Millie’s pregnancy was mostly uneventful until it was. I say mostly because the only thing I struggled with throughout my pregnancy with her was being iron deficient anemic. I still don’t know how I was anemic. In the early days before a pregnancy test could even register positive, I already had a suspicion because I was craving meat. I had to have it! Throughout my pregnancy I craved meat and ate a ton of it. I am not a huge meat girl, but oh I really wanted it then. Moving along in the pregnancy I took all the vitamins that were recommended, but I couldn’t handle the iron pill. I am horrible at swallowing pills. Doing my research on anemia I knew it increased the risk of postpartum bleeding and depression. I had both of those after having Anna and did NOT want to go down that road again. So, I tried a liquid version of iron from Whole Foods. YUCK! It was disgusting and I couldn’t keep it down. I tried some other smaller tablets and things and none were doing it for me. Finally, I found some gummy iron vitamins on Amazon and took a ton of them since their dose was so low. (I made it equal to the dose my doctor wanted me to take with my prescription iron pill.) My doctor kept monitoring my iron levels and they were not improving. He said if I don’t get my iron up I would need iron infusions at a cancer treatment center. I added additional doses of the gummy iron vitamins, started eating even more iron rich foods, but it wasn’t good enough.
I made the required appointment to see an oncologist/hematologist doctor. There they drew blood to check my levels and made recommendations for iron infusion. The doctor basically said my levels were terrible and I needed infusions starting today. She literally looked at me like she was wondering how I was functioning. I was exhausted, but just assumed that it was because I was very pregnant and a teacher at the end of the school year. End of the school year teacher tired is exhausting pregnant or not.

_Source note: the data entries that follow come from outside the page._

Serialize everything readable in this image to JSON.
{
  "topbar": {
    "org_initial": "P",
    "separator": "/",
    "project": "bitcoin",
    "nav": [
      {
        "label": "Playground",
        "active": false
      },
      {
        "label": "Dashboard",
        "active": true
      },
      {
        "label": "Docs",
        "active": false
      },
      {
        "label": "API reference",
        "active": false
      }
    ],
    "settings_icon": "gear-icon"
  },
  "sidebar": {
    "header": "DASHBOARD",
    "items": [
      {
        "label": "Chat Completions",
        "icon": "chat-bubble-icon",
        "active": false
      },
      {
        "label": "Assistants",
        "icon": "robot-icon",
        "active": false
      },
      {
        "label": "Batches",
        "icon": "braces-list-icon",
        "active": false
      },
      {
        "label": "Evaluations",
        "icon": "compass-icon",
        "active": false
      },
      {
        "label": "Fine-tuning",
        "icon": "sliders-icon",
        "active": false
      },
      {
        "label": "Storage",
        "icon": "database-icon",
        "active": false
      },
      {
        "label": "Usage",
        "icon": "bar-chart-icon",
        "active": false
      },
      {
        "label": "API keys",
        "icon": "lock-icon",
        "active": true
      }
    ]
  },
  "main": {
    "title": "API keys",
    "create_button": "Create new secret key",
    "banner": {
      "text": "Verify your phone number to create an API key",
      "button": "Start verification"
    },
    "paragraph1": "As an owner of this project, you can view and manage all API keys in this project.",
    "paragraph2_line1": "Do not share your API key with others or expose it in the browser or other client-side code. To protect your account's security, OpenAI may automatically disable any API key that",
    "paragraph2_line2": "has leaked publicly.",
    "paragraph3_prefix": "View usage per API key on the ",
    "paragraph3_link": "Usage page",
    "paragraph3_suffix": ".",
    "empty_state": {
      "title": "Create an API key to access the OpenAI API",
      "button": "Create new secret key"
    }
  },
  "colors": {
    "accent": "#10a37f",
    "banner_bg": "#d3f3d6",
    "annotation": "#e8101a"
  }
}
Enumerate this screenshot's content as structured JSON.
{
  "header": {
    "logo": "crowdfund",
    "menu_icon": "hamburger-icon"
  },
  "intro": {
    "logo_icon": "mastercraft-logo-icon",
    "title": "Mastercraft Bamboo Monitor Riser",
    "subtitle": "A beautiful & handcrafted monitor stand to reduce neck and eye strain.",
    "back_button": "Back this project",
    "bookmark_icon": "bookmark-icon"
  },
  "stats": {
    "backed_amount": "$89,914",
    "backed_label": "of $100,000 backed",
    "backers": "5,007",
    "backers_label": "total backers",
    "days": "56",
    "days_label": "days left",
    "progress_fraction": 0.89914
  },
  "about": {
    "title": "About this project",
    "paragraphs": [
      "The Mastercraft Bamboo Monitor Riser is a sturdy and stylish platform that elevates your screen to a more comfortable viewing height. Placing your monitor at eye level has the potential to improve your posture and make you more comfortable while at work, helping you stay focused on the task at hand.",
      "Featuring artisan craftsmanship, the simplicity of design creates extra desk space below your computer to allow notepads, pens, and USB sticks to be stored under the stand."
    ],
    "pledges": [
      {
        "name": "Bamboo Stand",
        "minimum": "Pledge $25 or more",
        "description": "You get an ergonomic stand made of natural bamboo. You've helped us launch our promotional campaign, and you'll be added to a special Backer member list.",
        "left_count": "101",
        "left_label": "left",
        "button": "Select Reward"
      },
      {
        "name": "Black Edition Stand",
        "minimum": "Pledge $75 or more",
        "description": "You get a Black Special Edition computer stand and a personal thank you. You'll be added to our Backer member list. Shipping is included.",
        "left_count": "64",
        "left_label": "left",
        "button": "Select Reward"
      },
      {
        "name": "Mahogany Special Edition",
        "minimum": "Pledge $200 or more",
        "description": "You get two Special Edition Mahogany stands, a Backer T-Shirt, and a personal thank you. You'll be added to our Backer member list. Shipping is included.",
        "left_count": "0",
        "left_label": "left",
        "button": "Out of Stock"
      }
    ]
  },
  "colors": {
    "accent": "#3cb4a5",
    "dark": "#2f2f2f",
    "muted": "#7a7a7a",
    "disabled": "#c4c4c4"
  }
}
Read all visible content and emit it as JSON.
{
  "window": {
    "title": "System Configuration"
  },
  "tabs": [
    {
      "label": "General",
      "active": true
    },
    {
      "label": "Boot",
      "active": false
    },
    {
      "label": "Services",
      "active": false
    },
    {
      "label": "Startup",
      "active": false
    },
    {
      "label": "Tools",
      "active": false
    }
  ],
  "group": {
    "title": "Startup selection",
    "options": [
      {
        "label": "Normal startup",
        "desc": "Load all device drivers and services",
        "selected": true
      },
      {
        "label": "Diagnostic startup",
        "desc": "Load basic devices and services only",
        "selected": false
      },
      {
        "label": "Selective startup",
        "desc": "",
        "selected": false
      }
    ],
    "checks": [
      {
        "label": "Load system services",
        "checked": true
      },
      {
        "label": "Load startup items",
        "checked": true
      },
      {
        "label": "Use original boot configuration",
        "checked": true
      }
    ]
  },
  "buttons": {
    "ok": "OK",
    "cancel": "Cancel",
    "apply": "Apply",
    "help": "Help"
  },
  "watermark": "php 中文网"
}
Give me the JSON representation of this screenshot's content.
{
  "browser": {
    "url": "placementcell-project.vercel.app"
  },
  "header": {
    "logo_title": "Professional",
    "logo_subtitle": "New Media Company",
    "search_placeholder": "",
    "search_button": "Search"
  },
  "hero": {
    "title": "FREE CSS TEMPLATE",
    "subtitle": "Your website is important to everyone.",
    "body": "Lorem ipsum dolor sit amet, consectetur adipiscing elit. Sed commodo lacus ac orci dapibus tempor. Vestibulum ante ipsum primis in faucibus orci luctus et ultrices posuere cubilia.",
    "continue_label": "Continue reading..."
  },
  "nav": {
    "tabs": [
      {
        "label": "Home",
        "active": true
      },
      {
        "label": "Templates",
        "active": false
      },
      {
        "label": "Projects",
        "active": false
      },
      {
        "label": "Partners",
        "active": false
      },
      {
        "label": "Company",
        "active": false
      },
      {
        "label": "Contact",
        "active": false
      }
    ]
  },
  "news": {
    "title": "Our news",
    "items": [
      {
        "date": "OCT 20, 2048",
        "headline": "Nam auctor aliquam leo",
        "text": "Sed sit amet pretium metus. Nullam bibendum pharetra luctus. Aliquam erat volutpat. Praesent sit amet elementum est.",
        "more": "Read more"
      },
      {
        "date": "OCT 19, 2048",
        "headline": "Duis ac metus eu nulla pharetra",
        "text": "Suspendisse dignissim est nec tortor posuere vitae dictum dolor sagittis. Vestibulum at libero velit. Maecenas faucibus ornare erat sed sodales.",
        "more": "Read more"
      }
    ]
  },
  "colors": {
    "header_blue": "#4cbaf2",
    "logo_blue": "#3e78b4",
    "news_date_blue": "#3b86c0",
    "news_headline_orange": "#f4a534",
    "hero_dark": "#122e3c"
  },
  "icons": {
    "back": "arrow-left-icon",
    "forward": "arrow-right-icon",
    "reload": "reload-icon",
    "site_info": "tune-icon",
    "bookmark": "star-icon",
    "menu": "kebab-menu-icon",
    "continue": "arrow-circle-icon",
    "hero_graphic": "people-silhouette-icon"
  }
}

The nurse led me to the infusion room where they started the IV of iron with fluids and a few other things to help me not have an allergic reaction to the iron infusion ingredients (metals). It was so sad sitting there looking around knowing that the other people in the infusion room were getting treatments for cancer and fighting for their lives, meanwhile I’m getting to grow one. The nurses were so nice. They would bring you a warm blanket if you wanted. They had an assortment of snacks and hard candy, and an array of drinks for you to sip while receiving treatment. While the IV iron dripped into my veins I could taste the nasty metallic taste in my mouth suddenly. It was nasty, but sipping a juice drink always made it better. Sitting there I would daydream about the baby in my belly and all the things I looked forward to doing with her. What her life would be like, who she would look like, or if she would look like Anna, how Anna was so looking forward to having a baby sister….ALL the thoughts, hopes and dreams a mom would have for their child.
Millie was my second baby. My first baby, Anna, was delivered fine and I expected nothing less. I actually expected a better (faster) delivery. I had no new mom worries. I had no anxieties about never having gave birth before. The only fear I had was getting postpartum depression again. I had read that you are more susceptible to get it again, if you’ve had it before and I was doing everything in my power to not go there again. I would not wish postpartum depression on my worst enemy.
I went to the infusion oncology room, twice a week for all of the month of June, to get the IV infusion. Each infusion would last about 30 minutes. After the course of treatment, the hematologist rechecked my blood levels and everything was much improved. All I had left to do was go to my remaining OB appointments, put the finishing touches on Millie’s room, and wait for her to decide when she wanted to come and meet us.